Not all frequent trading is bad. Scalpers and day traders take many trades — but they do it with a plan. Here's how to tell the difference:
| Criteria | Overtrading | Active Trading |
|---|---|---|
| Reason for trade | Emotion, FOMO, boredom | Clear setup from a strategy |
| Risk management | Inconsistent, often ignored | Fixed position sizes, always used |
| Trade frequency | Random, uncontrolled | Controlled, based on opportunities |
| Emotional state | Stressed, anxious, frustrated | Calm, focused |
| Long-term result | Account erosion, burnout | Consistent growth |
5 Practical Solutions to Stop Overtrading Today
Enough theory. Here's what actually works — and I've tested every single one of these myself.
1. Set a Daily Trade Limit — and Stick to It
Decide how many trades you're allowed to take per day. Write it down. Put it on a sticky note on your monitor.
For most beginners, 3-5 trades per day is plenty. If you're scalping, maybe 8-10. But set a hard limit and stop trading once you hit it — even if you're winning.
Why this works: It forces you to be selective. You won't waste your limited trades on garbage setups.
2. Use a Daily Loss Limit
Decide how much you're willing to lose in a single day. For most traders, 2-3% of your account is reasonable.
If you hit that limit, you're done for the day. Close the charts. Go for a walk. Come back tomorrow.
Real example: You have a $2,000 account. Your daily loss limit is $60 (3%). You lose $60 on your first two trades. Done. Close the platform. No more trading.
This saved me from blowing my account more times than I can count.
Most traders only log entry, exit, and P&L. That's not enough.
You need to answer these questions for every trade:
- Why did I take this trade?
- Was I calm or emotional?
- Did I follow my plan?
- What was I feeling before entering?
After a week, review your journal. You'll see patterns: "I always overtrade after a loss" or "I take bad trades when I'm bored."
Once you see the pattern, you can fix it.
4. Take Breaks — Real Breaks
Don't stare at charts for 8 hours straight.

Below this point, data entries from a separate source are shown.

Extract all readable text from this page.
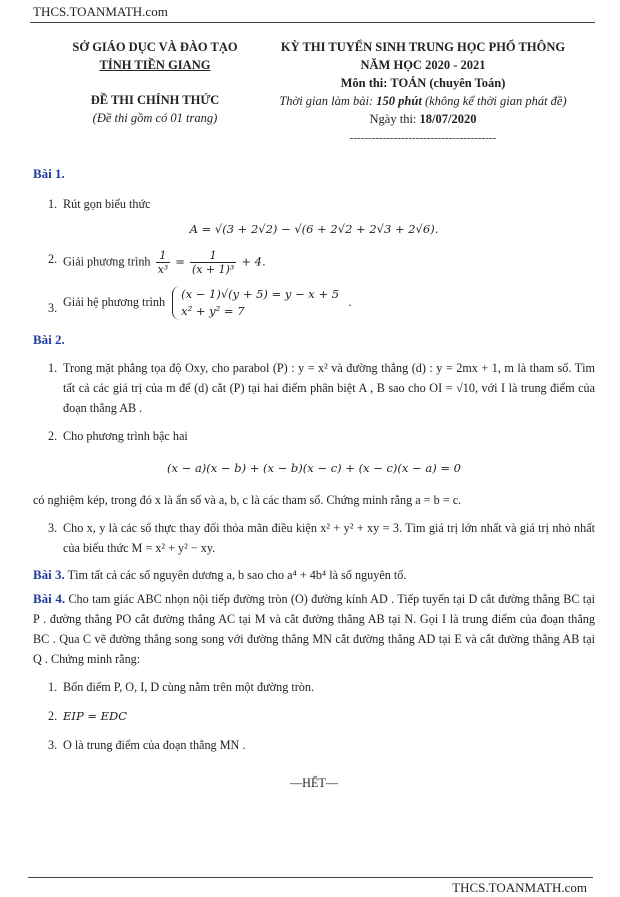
THCS.TOANMATH.com
SỞ GIÁO DỤC VÀ ĐÀO TẠO
TỈNH TIỀN GIANG
ĐỀ THI CHÍNH THỨC
(Đề thi gồm có 01 trang)
KỲ THI TUYỂN SINH TRUNG HỌC PHỔ THÔNG
NĂM HỌC 2020 - 2021
Môn thi: TOÁN (chuyên Toán)
Thời gian làm bài: 150 phút (không kể thời gian phát đề)
Ngày thi: 18/07/2020
----------------------------------------
Bài 1.
1. Rút gọn biểu thức
A = √(3 + 2√2) − √(6 + 2√2 + 2√3 + 2√6).
2. Giải phương trình $\frac{1}{\text{x³}} = \frac{1}{\text{(x + 1)³}} + 4$.
3. Giải hệ phương trình
(x − 1)√(y + 5) = y − x + 5
x² + y² = 7
.
Bài 2.
1. Trong mặt phẳng tọa độ Oxy, cho parabol (P) : y = x² và đường thẳng (d) : y = 2mx + 1, m là tham số. Tìm tất cả các giá trị của m để (d) cắt (P) tại hai điểm phân biệt A , B sao cho OI = √10, với I là trung điểm của đoạn thẳng AB .
2. Cho phương trình bậc hai
(x − a)(x − b) + (x − b)(x − c) + (x − c)(x − a) = 0
có nghiệm kép, trong đó x là ẩn số và a, b, c là các tham số. Chứng minh rằng a = b = c.
3. Cho x, y là các số thực thay đổi thỏa mãn điều kiện x² + y² + xy = 3. Tìm giá trị lớn nhất và giá trị nhỏ nhất của biểu thức M = x² + y² − xy.
Bài 3. Tìm tất cả các số nguyên dương a, b sao cho a⁴ + 4b⁴ là số nguyên tố.
Bài 4. Cho tam giác ABC nhọn nội tiếp đường tròn (O) đường kính AD . Tiếp tuyến tại D cắt đường thẳng BC tại P . đường thẳng PO cắt đường thẳng AC tại M và cắt đường thẳng AB tại N. Gọi I là trung điểm của đoạn thẳng BC . Qua C vẽ đường thẳng song song với đường thẳng MN cắt đường thẳng AD tại E và cắt đường thẳng AB tại Q . Chứng minh rằng:
1. Bốn điểm P, O, I, D cùng nằm trên một đường tròn.
2. EIP = EDC
3. O là trung điểm của đoạn thẳng MN .
—HẾT—
THCS.TOANMATH.com
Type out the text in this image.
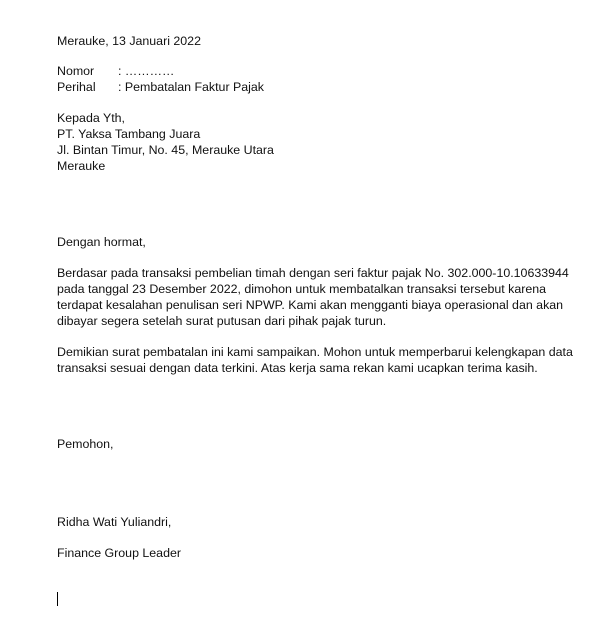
Merauke, 13 Januari 2022
Nomor : …………
Perihal : Pembatalan Faktur Pajak
Kepada Yth,
PT. Yaksa Tambang Juara
Jl. Bintan Timur, No. 45, Merauke Utara
Merauke
Dengan hormat,
Berdasar pada transaksi pembelian timah dengan seri faktur pajak No. 302.000-10.10633944
pada tanggal 23 Desember 2022, dimohon untuk membatalkan transaksi tersebut karena
terdapat kesalahan penulisan seri NPWP. Kami akan mengganti biaya operasional dan akan
dibayar segera setelah surat putusan dari pihak pajak turun.
Demikian surat pembatalan ini kami sampaikan. Mohon untuk memperbarui kelengkapan data
transaksi sesuai dengan data terkini. Atas kerja sama rekan kami ucapkan terima kasih.
Pemohon,
Ridha Wati Yuliandri,
Finance Group Leader
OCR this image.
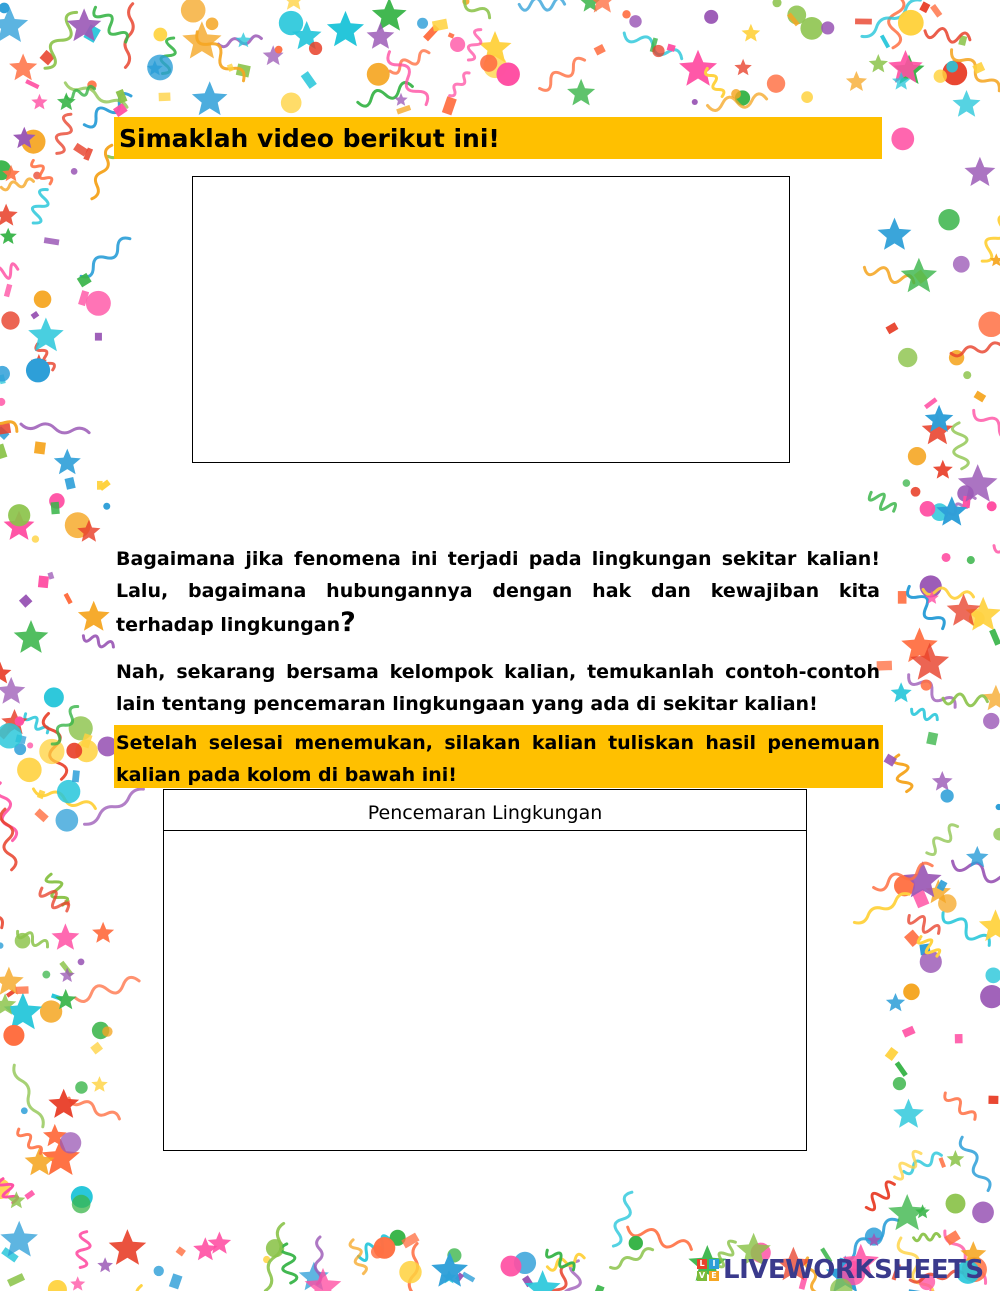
Simaklah video berikut ini!
Bagaimana jika fenomena ini terjadi pada lingkungan sekitar kalian! Lalu, bagaimana hubungannya dengan hak dan kewajiban kita terhadap lingkungan?
Nah, sekarang bersama kelompok kalian, temukanlah contoh-contoh lain tentang pencemaran lingkungaan yang ada di sekitar kalian!
Setelah selesai menemukan, silakan kalian tuliskan hasil penemuan kalian pada kolom di bawah ini!
Pencemaran Lingkungan
L I
V E LIVEWORKSHEETS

You'll see "opportunities" everywhere — even when there are none.
Set a timer. Trade for 30 minutes, then step away for 10. Walk around. Drink water. Look at something 20 feet away (your eyes need a break too).
When you come back, you'll see the market differently. You'll spot the garbage setups you would have taken when you were tired.

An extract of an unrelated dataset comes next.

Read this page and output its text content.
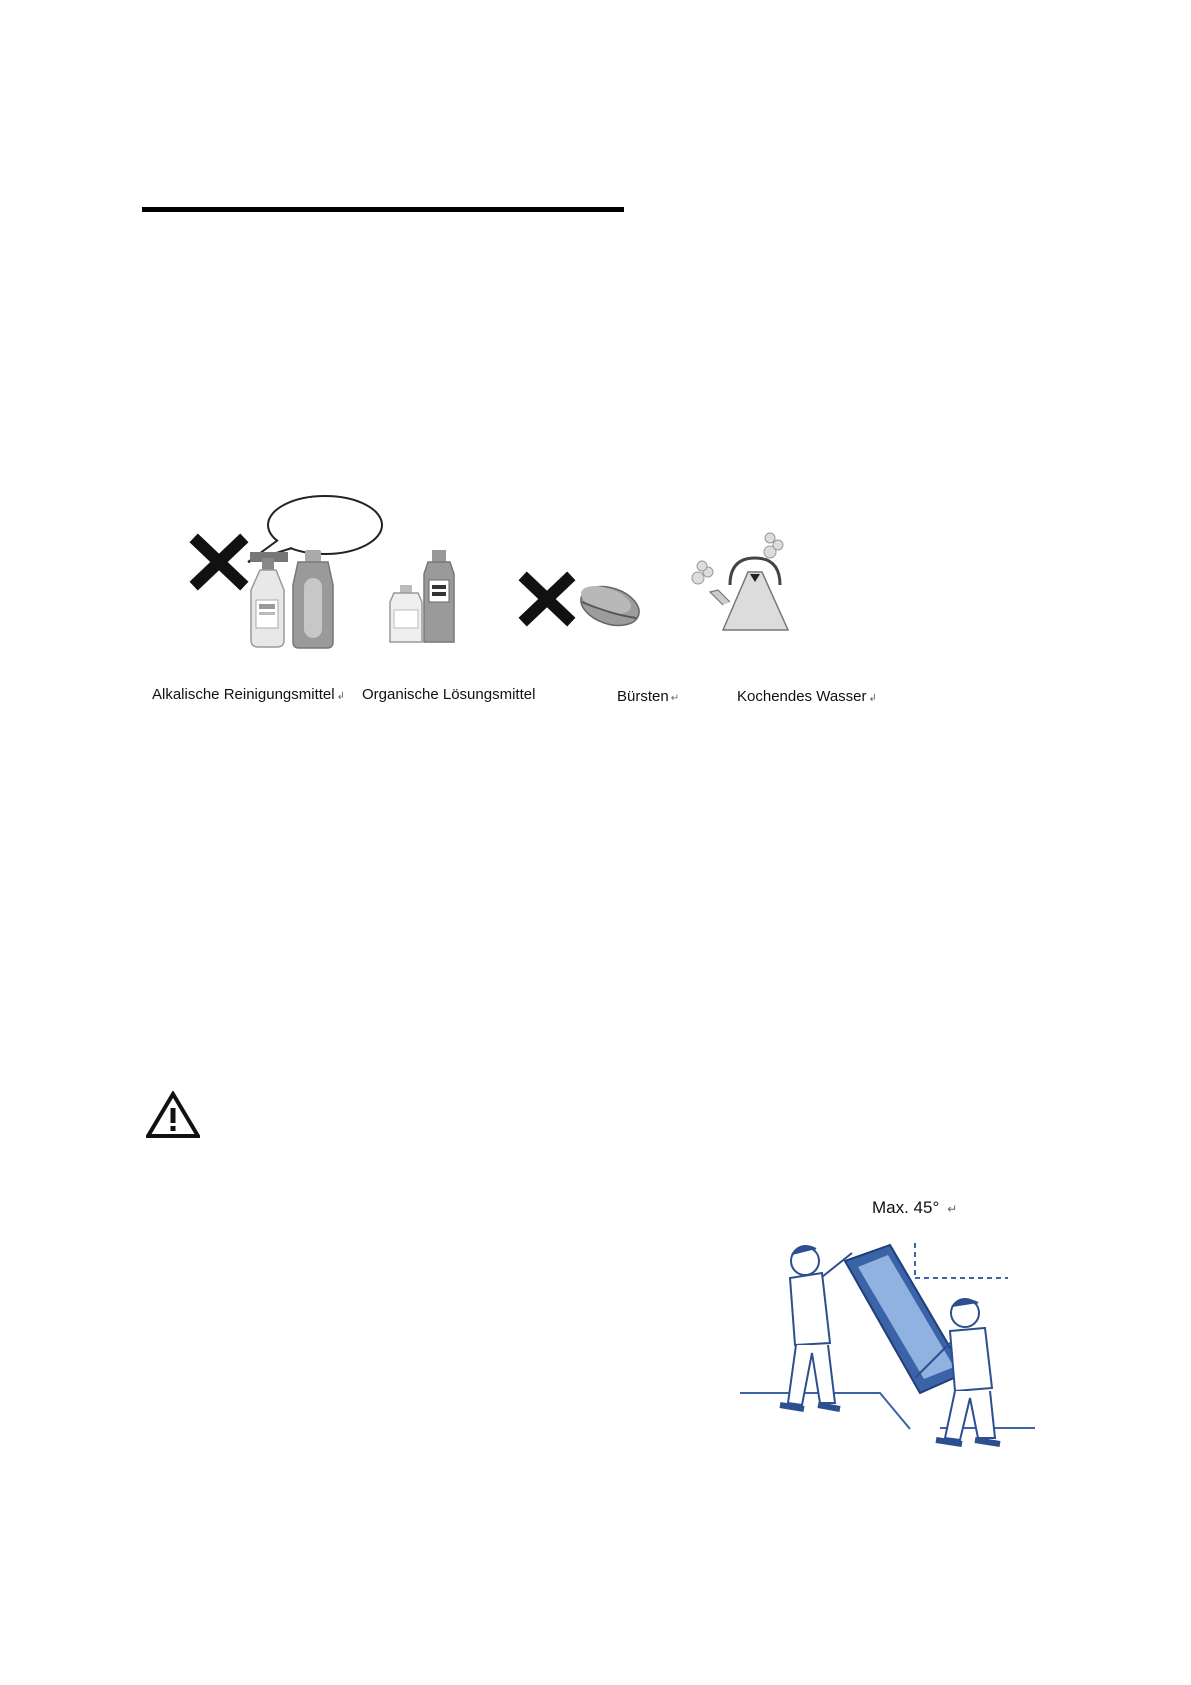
Alkalische Reinigungsmittel ↲ Organische Lösungsmittel	Bürsten ↵	Kochendes Wasser ↲
Max. 45° ↵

5. Create a Pre-Trade Checklist
Before every single trade, ask yourself these 3 questions:
- Does this trade match my strategy?
- Is my risk acceptable (1-2% of account)?

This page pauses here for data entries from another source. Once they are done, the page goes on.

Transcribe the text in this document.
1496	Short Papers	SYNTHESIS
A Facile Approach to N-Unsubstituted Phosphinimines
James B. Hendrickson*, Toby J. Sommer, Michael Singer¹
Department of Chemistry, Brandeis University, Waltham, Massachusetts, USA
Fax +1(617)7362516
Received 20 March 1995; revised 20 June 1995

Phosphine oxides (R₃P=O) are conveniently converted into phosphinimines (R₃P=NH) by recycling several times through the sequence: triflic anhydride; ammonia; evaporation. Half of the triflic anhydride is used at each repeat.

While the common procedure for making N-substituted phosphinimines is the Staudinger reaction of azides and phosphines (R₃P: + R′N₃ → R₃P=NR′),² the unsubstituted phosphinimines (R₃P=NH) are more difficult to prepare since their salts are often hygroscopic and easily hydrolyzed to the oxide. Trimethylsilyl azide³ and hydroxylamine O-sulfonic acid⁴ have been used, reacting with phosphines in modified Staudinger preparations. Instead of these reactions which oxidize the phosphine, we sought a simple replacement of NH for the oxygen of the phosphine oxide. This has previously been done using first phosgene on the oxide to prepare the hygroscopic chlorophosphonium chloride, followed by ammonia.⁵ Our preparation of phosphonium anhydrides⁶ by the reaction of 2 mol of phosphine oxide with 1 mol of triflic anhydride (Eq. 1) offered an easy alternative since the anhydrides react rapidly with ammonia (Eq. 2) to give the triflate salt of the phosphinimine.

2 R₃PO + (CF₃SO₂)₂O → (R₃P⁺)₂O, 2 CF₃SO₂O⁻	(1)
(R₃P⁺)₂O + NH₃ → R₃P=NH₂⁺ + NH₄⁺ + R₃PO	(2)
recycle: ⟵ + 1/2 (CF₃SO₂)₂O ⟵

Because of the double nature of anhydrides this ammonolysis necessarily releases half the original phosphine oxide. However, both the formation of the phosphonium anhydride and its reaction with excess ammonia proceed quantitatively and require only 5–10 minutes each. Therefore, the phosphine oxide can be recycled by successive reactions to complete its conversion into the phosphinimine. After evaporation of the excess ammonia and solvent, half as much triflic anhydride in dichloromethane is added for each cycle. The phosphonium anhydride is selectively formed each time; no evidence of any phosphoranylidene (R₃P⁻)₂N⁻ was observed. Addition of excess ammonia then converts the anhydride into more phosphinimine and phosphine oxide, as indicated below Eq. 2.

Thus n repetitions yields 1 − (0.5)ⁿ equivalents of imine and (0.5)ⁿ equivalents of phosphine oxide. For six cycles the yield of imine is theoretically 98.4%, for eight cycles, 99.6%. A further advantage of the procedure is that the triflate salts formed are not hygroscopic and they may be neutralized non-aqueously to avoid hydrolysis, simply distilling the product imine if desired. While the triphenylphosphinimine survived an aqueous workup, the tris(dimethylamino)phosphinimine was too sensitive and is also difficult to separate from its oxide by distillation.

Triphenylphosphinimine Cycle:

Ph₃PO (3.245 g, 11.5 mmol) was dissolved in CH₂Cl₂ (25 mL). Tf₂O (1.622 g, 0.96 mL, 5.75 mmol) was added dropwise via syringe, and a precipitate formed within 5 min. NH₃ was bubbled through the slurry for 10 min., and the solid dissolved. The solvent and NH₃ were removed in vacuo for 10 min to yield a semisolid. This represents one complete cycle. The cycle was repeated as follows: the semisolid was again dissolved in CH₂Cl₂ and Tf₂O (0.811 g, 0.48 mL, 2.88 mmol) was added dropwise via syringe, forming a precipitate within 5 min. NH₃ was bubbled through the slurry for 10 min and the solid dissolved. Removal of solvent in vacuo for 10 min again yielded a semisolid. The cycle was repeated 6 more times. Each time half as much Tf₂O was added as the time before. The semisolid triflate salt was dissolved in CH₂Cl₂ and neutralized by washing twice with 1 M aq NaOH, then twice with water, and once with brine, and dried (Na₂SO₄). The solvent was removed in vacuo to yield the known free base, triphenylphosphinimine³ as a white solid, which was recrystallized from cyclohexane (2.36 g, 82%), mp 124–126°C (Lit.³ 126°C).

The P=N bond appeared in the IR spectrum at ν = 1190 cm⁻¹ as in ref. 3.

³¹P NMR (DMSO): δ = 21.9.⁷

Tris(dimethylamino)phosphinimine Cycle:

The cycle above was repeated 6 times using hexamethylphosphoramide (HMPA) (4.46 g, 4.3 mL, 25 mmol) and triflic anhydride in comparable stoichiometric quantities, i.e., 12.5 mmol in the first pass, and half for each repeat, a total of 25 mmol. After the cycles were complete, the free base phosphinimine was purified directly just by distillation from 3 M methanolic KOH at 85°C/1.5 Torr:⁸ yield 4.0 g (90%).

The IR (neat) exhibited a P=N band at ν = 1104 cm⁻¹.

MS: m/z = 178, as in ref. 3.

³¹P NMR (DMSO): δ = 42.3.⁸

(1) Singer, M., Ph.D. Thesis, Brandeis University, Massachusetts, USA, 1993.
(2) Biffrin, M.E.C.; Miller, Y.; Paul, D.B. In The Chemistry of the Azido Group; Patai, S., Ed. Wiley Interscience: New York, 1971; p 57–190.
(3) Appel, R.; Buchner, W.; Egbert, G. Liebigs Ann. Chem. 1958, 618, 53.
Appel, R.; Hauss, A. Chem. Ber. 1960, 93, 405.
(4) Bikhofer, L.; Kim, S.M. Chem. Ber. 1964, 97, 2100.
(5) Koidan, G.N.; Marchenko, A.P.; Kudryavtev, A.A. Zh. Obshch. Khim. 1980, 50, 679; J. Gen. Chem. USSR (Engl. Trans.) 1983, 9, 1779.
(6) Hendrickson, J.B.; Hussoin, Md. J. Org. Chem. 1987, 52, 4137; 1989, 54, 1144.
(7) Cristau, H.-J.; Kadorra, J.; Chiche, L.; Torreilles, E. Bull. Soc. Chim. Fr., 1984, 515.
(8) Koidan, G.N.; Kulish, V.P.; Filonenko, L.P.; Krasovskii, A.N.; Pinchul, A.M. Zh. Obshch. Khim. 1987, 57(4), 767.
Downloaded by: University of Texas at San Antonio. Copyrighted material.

- Am I trading because of strategy or emotion?
If the answer to any question is "no," don't take the trade. It's that simple.
FAQ
What is the main cause of overtrading?
The main cause is emotional triggers — especially FOMO (fear of missing out) and revenge trading after a loss. These override your trading plan and lead to impulsive, unplanned trades.
How do I know if I'm overtrading?
If you're taking more than 5-10 trades a day without a clear strategy, or if you feel anxious when you're not in a trade, you're probably overtrading. Check your journal: if most trades lack a valid setup, that's the sign.
Can overtrading be fixed?
Yes. Set daily trade and loss limits, use a trading journal to track emotions, and take regular breaks. The key is self-awareness — once you see the pattern, you can break it.
Is it bad to trade every day?
Not necessarily. Professional traders trade daily, but they only take high-probability setups. The problem is trading every day without a plan or taking low-quality trades just to stay active.
Quick Recap
- Overtrading is taking trades based on emotion, not strategy
- The main causes are FOMO, revenge trading, and boredom
- Set a daily trade limit (3-5 for most beginners)
- Use a daily loss limit (2-3% of account)
- Keep a journal that tracks emotions, not just numbers
- Take breaks every 30 minutes to reset your focus
Quick Win
Open your trading journal right now. Find the last 10 trades you took. For each one, write down: "Did I have a clear, pre-defined setup for this trade?" If more than 3 trades were taken without a setup, you have an overtrading problem. Your first fix: tomorrow, take no more than 3 trades — and only take them if your exact setup appears. That's it. Start there.